Mutational signatures in Chinese EAC genomes discovered by the non-negative matrix factorization algorithm23. a A S1-like signature  with C>T in a *CG context, which may be associated with aging processes. b A S3-like signature with more-or-less equal representation of all 96 tri-nucleotide mutation types, possibly linked to defects in BRCA1/2-led homologous recombination pathway. c The third signature which appears to be an unknown one, likely a mix of S1 (similarity = 0.71) and U2 (similarity of 0.80), an unvalidated mutation signature defined by Alexandrov et al.23

Genes mutated in Chinese EAC

We observed non-silent mutations in 691 genes (including missense, splice site, frameshift, nonsense, in-frame indel), of which 22 were mutated in two or more patients (Supplementary Figure 7). These high-abundance mutated genes include NBPF20, NOTCH1, TP53, MUC16, F8, HARS, and TTN. Most of them could be false-positive findings due to their long coding regions, such as TTN and MUC16. To identify genes showing evidence of positive selection for mutation, we used the mutation significance algorithm MutSigCV2.024. This tool compares the mutation occurrence in each gene to the background mutation rate. TP53 was found to have a p-value less than 0.05 and a mutation frequency greater than 20%. However, neither one was identified as a significantly mutated gene after correction for multiple comparisons (q-value < 0.1), likely due to the small sample size for Chinese EAC (n = 10).

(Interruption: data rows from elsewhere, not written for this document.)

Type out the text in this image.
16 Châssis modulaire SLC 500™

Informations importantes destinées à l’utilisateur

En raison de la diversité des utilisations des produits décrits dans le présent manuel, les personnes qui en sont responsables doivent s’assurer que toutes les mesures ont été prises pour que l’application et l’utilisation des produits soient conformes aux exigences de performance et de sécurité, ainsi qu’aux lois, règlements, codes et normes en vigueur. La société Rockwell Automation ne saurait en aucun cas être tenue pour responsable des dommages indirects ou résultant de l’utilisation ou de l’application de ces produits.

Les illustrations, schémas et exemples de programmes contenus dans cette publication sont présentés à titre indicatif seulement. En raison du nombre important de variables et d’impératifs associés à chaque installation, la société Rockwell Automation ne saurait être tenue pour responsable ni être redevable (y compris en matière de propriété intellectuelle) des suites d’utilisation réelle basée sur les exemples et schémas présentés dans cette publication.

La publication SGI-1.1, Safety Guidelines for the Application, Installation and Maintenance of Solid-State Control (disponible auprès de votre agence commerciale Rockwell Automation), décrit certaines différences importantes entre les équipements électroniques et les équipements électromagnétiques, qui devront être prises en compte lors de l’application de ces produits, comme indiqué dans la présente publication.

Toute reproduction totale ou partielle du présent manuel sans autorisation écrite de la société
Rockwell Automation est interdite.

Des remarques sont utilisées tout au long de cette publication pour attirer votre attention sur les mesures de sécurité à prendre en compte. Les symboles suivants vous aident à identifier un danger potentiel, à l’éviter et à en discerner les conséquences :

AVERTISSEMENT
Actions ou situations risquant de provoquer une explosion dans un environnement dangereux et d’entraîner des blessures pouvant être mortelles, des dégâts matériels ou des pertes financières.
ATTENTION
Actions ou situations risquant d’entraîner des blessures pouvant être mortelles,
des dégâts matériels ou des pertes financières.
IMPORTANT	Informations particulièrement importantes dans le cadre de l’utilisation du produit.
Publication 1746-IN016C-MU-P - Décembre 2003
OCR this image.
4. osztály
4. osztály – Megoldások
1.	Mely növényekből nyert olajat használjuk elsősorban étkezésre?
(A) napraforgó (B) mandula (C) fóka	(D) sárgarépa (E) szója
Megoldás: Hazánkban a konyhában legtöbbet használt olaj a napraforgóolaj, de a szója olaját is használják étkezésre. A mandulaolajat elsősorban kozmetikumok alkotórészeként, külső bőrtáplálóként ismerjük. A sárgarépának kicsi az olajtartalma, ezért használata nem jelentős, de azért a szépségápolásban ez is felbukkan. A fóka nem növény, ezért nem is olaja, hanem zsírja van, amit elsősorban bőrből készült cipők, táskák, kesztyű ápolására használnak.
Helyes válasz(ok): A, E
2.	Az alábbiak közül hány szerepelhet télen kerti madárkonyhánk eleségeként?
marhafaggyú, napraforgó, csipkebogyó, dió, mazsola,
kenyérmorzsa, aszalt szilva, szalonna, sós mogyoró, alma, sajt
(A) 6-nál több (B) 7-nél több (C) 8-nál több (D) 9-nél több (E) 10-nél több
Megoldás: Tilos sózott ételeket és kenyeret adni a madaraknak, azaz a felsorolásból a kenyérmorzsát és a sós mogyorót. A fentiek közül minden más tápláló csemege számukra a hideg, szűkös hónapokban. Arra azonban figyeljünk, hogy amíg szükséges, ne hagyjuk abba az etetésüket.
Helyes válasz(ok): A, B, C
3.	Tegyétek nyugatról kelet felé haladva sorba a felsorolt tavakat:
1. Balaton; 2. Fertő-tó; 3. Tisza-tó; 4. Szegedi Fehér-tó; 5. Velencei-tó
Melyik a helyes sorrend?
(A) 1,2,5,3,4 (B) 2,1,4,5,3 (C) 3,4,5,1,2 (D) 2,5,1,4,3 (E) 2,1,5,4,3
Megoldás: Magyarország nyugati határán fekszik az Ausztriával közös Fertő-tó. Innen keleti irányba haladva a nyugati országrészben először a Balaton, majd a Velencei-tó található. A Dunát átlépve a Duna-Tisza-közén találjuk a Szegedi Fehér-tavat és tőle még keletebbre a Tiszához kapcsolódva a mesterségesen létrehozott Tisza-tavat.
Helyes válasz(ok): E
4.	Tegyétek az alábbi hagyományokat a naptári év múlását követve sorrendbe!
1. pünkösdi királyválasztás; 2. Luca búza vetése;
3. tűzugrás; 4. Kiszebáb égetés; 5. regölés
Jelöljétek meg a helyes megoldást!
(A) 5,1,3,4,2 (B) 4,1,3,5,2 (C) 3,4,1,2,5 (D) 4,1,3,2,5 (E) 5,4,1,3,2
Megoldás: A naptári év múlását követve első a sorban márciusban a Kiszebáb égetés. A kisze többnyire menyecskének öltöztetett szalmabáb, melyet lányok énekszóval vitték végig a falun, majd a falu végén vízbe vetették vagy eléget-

We performed the gene set enrichment analysis on the mutated genes using Enrichr25. Among the highly frequently mutated genes (genes mutated in at least two samples), NOTHC1 and TP53 were enriched in thyroid hormone (TH) signaling pathway. The link of TH signaling to the development of esophageal cancer has been previously reported26. Among all the mutated genes (genes mutated in at least one sample), we found COL17A1, SLC8A3, COL14A1, COL5A3, COL6A2, COL12A1, COL4A6, ATP1B2 were enriched in protein digestion and absorption pathway. This pathway was also identified in a previous esophageal cancer study27. Furthermore, ATF2, CHUNK, PKN3, NOS3, LAMA1, CSH1, LAMA3, TSC1, PPP2R2A, TNN, CREB3L1, COL6A2, CHAD, DD1T4, KDR, COL4A6, BCL2, PKN2, TP53, and TLR4 were enriched in PI3K-Akt signaling pathway. This pathway plays an important role in tumor genesis and resistance, and it was investigated in a previous EAC study28.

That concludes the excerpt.